Finding a Food Intolerance with an Elimination Diet
If you are struggling to work out whether food is causing you to feel bad, this insightful post, which Tom from Beyond Soy was kind enough to put together is well worth a read.He is not soy intolerant himself, but his wife is. They found this out by following an elimination diet, and because they did it together Tom has first hand experience of the process.
Below, Tom expertly explains what an elimination diet is, and explains what it is like to follow one. Best of all, his post contains tips that you can use too.
OK, enough from me, over to Tom…..
How do you figure out if you have a food intolerance?
It’s possible that a particular food you are eating is causing you to feel bad, but how can you figure it out? Use an elimination diet to identify any food intolerances and start feeling better!
The premise is simple: stop eating almost all types of food for a couple of weeks, then add them back in, one type of food at a time, to see how your body reacts.
I participated in an elimination diet in January a few years ago. For the first two weeks of January my wife and I ate nothing but fruit, vegetables, and meat (with no sauces or marinades). No wheat, no soy, no grains, no beans, no crackers, no rice, no corn, no nuts, no dairy, and absolutely no processed food. Bland eating? Yes, but remember it is only for two weeks, and the goal is to figure out what food you can enjoy!
The beginning of the elimination diet is a sort-of “detox period” to clean out your system and remove any lingering effects from what you’ve recently eaten. Eating a very controlled diet for two to three weeks will do this.
Make sure to not eat anything that you could have a problem with. I know this sounds very challenging (and it can be) because you might not have experience with food ingredients. During this period you should avoid any food that you think there is a chance you might have a problem eating.
Common foods that should be avoided include: wheat, soy, dairy, rice, beans, corn, nuts, and alcohol. In addition to these, avoid anything else specific to your situation that you think may be a problem. During the first two to three week “detox period” you may start feeling better, but noticeable change can also take time.
During our elimination diet, we were nervous that we would slip up and accidentally interfere with the results. If the offending food is not eliminated in the first part of the diet, the diet won’t work because you can’t compare how you feel before and after you reintroduce a food.
To take some of the stress out of eating right, we planned every meal of our elimination diet (including some snacks to have on-hand) before we even started. This took the guesswork out of eating, and ensured we wouldn’t slip up because we didn’t know what to make or wanted a snack.
After two to three weeks of eliminating all potentially offending foods, it is time to reintroduce them. Reintroduce only one type of food at a time and wait several days before trying something new. When reintroducing food, don’t overeat it, but include it throughout the day in normal amounts, then go back to the base diet for the next two days. Let’s use wheat as an example below:
Days 1-14: Avoid all potentially offending foods (essentially, eat only fruits, vegetables, and meat)

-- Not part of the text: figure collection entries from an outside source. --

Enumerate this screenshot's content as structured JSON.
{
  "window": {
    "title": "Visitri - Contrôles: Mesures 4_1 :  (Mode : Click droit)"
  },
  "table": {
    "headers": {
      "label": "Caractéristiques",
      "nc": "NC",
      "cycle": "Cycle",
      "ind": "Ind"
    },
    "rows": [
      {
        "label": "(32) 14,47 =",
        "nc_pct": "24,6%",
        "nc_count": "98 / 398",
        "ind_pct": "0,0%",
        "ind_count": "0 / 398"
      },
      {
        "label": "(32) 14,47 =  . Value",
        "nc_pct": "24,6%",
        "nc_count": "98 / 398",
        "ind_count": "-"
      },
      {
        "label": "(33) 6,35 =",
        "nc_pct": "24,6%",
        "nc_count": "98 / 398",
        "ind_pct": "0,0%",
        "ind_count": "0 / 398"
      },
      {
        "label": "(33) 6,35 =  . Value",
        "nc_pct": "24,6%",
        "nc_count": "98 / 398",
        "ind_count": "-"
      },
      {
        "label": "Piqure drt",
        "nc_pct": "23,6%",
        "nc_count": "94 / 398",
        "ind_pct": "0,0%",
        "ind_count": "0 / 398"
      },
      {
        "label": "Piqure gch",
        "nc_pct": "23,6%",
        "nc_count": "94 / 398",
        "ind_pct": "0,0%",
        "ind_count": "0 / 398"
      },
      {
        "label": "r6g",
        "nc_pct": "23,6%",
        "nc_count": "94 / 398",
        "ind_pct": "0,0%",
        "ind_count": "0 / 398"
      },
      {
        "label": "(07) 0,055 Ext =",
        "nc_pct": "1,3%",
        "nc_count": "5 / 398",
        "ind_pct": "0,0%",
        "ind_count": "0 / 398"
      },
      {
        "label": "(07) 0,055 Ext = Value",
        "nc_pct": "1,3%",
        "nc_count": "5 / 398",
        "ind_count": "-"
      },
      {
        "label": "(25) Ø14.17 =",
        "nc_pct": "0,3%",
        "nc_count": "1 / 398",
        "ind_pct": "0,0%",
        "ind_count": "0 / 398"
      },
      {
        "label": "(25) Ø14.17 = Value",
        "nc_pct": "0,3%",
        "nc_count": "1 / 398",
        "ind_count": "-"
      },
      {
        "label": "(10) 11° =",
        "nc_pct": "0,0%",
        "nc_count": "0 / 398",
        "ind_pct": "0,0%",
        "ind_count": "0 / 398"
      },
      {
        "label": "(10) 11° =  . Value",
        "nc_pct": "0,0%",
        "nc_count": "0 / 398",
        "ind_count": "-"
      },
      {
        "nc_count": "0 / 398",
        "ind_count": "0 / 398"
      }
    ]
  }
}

Day 15: Introduce wheat: toast for breakfast, sandwich for lunch, and pasta for dinner
Day 16: Avoid all potentially offending foods (no wheat)
Day 17: Avoid all potentially offending foods (no wheat)
Day 18: If you didn’t have a reaction from wheat, add it back into your diet and test the next food group. If you do see a reaction from wheat, do not add it into your diet and test the next food group.
Make sure that you only add in one type of food at a time! Avoid foods with multiple ingredients (e.g., both wheat and soy) to ensure you can identify a specific food intolerance.
When reintroducing foods, what should you be looking for? Look for any stark changes in how you feel. Symptoms of an allergic reaction or intolerance can include: pain, aches, lethargy, rashes, hives, itchy skin, cloudy thinking, bloating, dramatic weight gain, and more.
Basically, take note of any dramatic changes in wellness. Since you’ve just spent the past two weeks without the offending food in your system, it should be fairly easy to tell if something makes you feel bad.
If you aren’t sure about a particular food, go back to the base elimination diet for two or three days and then reintroduce that particular food again in larger amounts. Once you’ve reintroduced all the foods that you eliminated from your diet, you should be able to make a determination of what foods you can eat and what foods you should avoid.
To help with intolerance identification, keep a food journal throughout the entire elimination diet. A food journal consists of two things:
(1) a list of exactly what you ate and when you ate it, and
(2) a list of when exactly you feel bad, and how exactly you feel.
By tracking both the food you eat and how you feel, you can identify trends and figure out if a particular food is causing you to feel bad. It is hard to remember what you ate and even harder to remember how you felt—a food journal takes the guesswork out of remembering.
It allows you to look back to see how you felt after eating a particular food and identify potential food intolerances. For example, you could identify a gluten intolerance if you notice that you get a skin rash every time you eat something that contains wheat.
If you aren’t feeling well and think food might be the problem, consider completing an elimination diet. Identifying and resolving food intolerances can result in a dramatic change in the quality of your life. It’s a small step to take to potentially change the rest of your life—happy eating!